The goal of this project is to apply what I learned of Reinforcement Learning from the course "Reinforcement Learning Specialization" of University of Alberta & Alberta Machine Intelligence Institute on Coursera. (https://coursera.org/share/18f2f63dd50e447d53aeb43391ed8774)
Evaluate to understand how the following parameters and RL algorithm influence the desired performance in a real project:
- Choice of states
- Choice of actions
- Choice of Rewards
- Hyperparameters
- Choice of algorithm: Deep Q-Learning Network, Actor-Critic Network
- Choice of neural network (MLP, CNN...) and numbers of layers and neurones.

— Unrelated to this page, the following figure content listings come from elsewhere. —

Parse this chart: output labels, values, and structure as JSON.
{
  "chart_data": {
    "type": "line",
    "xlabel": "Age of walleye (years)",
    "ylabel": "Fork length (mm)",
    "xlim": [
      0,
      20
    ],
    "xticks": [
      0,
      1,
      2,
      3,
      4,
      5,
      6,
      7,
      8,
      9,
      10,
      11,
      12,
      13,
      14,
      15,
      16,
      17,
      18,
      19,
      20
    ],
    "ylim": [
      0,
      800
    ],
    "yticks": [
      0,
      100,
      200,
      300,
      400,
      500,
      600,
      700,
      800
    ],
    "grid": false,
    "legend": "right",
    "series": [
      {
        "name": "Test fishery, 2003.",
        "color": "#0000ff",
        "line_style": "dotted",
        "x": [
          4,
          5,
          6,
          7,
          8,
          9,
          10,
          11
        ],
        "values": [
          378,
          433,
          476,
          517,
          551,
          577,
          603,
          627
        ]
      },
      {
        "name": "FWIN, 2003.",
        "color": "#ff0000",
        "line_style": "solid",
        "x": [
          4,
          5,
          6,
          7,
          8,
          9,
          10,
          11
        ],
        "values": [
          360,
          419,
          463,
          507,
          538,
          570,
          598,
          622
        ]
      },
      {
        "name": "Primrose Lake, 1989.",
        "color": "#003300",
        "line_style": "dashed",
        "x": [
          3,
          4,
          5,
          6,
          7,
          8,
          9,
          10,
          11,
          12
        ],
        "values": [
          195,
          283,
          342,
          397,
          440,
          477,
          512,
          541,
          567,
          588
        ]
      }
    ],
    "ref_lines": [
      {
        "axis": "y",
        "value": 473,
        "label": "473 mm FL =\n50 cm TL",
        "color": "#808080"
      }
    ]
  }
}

- Use of Memmory Replay for planning
The Snake Game with RL is still on development, but it already achieved some good results if the training time is large. Currently it gets 16 score, being each score one food eaten. There is space for enhancing the results, and the future tests and implementation consists in:
- Apply Actor-Critic algorithm to the problem. It theoretically is more suitable for this problem and it is an algorithm more robust.
- Apply the concept of offline learning, which usually get better results because of its stability, in comparison with online learning.
- Tuning the number of layers and neurons.
- Vary more the choice of states
The choice of states rules one of the most important parts of an RL project. During the development of SnakeRL, it wasn't possible to achieve good results until the choice of states and actions had been reliable. It seems that you have to put in the choice of states everything that an AI, or a person, would need to do the task.
In this case, at the beginning of the project I chose as states the entire grid of the game divided into two grids: one for the snake, and the other for the food. These grids were represented by tensors with 0 being empty space, and 1 being the snake body or the food. Only when I added the information of its head AND the direction it was going, the agent started to get good results; that's when it achieved a score of 16.
I've tried to put only the information of the head, because supposedly the direction information is already implicit in it, but it only got good results with the direction information explicitly applied too.
The choice of actions is an important part too. The actions were initially considered as left, right, up, and down; but after some testing, they were changed to relative directions with respect to the current direction of the snake. This was done to eliminate redundancy because the opposite direction was always an invalid choice, as it did nothing during the game, so it was reduced to only 3 actions, as in the game there are in fact just 3 actions while playing (Left, Up, Right).
The influence of this change hasn't been evaluated yet, making it a future update.
For a while, it was kept +10 for eating and -10 for each death. It was tried to raise the magnitude of both values, or to raise the relative difference, but no difference was observed. So, it kept these initial values and they will be tuned later when the Actor-Critic algorithm is in place.
gamma = 0.98 and alpha = 0.0001 were parameters that gave better results while tuning within a small range. It is necessary to tune them, as well as other hyperparameters, when a better solution is found (Application of Actor-Critic, for example).
The Deep Q-Learning Network was implemented, giving good results, but not sufficient to finish the game. The Actor-Critic and other algorithms need to be tested.
CNN and MLP were evaluated, with better results obtained using CNN applied to the grid. The number of layers and neurons still needs to be tuned. (All tuning parts will be done after Actor-Critic is implemented.)
With the use of memory replay, the algorithm learned considerably faster. On the other hand, it slightly slowed down the execution.
- Implement Actor-Critic algorithm
- Hyperparameter and neural network tunneling.
- Test other choices of states
- Implement offline algoritmns
- Implement other more advanced algorithms.